AUSTRALIAN diplomats have no doubt the United States is intent on pursuing Julian Assange, Foreign Affairs and Trade Department documents obtained by the Herald show.
This is at odds with comments by the Foreign Affairs Minister, Bob Carr, who has dismissed suggestions the US plans to eventually extradite Assange on charges arising from WikiLeaks obtaining leaked US military and diplomatic documents.
The Australian embassy in Washington has been tracking a US espionage investigation targeting the WikiLeaks publisher for more than 18 months.
The declassified diplomatic cables, released under freedom of information legislation, show Australia’s ambassador, the former Labor leader Kim Beazley, has made high level representations to the US government asking for advance warning of any moves to prosecute Assange.
Briefings for the Prime Minister, Julia Gillard, and Senator Carr also suggest the Australian government has no in-principle objection to extradition.
On Thursday, Ecuador granted Assange political asylum at its London embassy on the grounds that, if extradited to Sweden to be questioned about sexual assault allegations, he would be at risk of further extradition to the US to face espionage or conspiracy charges.
Assange sought refuge at the embassy two months ago following the dismissal of his final legal appeal against extradition to Sweden.
Senator Carr has repeatedly dismissed suggestions that the US has any interest in prosecuting and extraditing Assange.
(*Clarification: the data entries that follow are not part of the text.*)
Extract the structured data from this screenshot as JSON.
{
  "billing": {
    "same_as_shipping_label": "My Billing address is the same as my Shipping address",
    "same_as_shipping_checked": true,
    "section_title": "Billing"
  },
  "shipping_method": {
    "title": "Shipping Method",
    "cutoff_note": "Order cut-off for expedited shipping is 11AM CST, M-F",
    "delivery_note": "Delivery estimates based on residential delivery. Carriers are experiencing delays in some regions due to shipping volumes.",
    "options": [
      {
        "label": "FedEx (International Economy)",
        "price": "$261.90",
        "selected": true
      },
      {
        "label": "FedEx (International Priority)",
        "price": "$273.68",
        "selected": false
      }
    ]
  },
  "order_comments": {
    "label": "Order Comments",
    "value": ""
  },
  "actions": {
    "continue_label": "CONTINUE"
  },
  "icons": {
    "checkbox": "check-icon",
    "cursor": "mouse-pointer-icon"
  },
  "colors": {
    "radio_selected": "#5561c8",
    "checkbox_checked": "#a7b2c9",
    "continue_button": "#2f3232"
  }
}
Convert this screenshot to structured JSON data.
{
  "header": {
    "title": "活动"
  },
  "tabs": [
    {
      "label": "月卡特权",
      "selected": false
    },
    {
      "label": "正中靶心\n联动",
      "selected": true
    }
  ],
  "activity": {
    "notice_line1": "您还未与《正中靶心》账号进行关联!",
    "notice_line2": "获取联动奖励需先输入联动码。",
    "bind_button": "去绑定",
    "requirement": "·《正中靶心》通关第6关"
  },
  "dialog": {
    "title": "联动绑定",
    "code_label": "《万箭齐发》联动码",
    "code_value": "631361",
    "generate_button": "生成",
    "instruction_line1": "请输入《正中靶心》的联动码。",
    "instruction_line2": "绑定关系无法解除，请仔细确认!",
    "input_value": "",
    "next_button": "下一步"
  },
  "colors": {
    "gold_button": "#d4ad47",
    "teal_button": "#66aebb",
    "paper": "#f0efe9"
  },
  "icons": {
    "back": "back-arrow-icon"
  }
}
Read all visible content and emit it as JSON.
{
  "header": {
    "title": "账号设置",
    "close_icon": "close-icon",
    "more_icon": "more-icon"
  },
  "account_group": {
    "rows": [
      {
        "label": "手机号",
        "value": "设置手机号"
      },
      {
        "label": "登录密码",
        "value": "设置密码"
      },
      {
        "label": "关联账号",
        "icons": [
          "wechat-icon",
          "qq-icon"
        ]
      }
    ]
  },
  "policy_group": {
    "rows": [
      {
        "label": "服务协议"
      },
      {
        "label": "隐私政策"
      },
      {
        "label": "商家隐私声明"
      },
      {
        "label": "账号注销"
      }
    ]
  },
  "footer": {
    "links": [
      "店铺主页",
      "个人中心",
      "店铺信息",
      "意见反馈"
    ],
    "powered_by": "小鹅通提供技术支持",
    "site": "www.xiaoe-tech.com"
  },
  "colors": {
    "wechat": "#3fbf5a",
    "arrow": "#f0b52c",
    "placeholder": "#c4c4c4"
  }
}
In June, Senator Carr also told the ABC Insiders program: “I’ve received no hint that they’ve got a plan to extradite him . . . I would expect that the US would not want to touch this.”
However, the Australian embassy in Washington reported in February that “the US investigation into possible criminal conduct by Mr Assange has been ongoing for more than a year”.
The embassy identified a wide range of criminal charges the US could bring against Assange, including espionage, conspiracy, unlawful access to classified information and computer fraud.
Australian diplomats expect that any charges against Assange would be carefully and narrowly drawn in an effort to avoid conflict with the First Amendment free speech provisions of the US Constitution.
The released diplomatic cables also show that the Australian government considers the prospect of extradition sufficiently likely that, on direction from Canberra, Mr Beazley sought high level US advice on “the direction and likely outcome of the investigation” and “reiterated our request for early advice of any decision to indict or seek extradition of Mr Assange”.
The question of advance warning of any prosecution or extradition moves was previously raised by Australian diplomats in December 2010 when they first confirmed that Assange was the target of what US Justice Department officials described as an “unprecedented” investigation.
The Australians on that occasion explained that the advance warning would be appreciated ”so that ministers could respond appropriately”.
American responses to the embassy’s representations have been withheld from release on the grounds that disclosure could “cause damage to the international relations of the Commonwealth”.
Large sections of the released cables have been redacted on national security grounds, including parts of reports on the open pre-court martial proceedings of US Army Private Bradley Manning, who is alleged to have leaked a vast quantity of classified information to WikiLeaks.
Australian diplomats have highlighted the US military prosecution’s reference to “several connections between [Private] Manning and WikiLeaks which would form the basis of a conspiracy charge” and evidence that the Justice Department’s investigation has targeted the ”founders, owners, or managers of WikiLeaks” for espionage.
However, the embassy was unable to confirm a claim in a leaked email from the US intelligence firm Stratfor that “[we] have a sealed indictment against Assange”. “There is no way to confirm the veracity of the information through official sources,” the embassy reported to Canberra in February.
Briefings for both Senator Carr and Ms Gillard suggest that the Australian government has no in-principle objection to Assange’s extradition to the US.
In response to any question on whether the government will guarantee that if Assange were able to return to Australia he would not be extradited to the US, the ministers were to simply say that it is “not appropriate” to comment in advance of “a formal determination on the merits of the case”.
Senator Carr’s office yesterday continued to insist Ecuador’s asylum decision and Assange’s circumstances remained a matter for Britain, Ecuador and Sweden.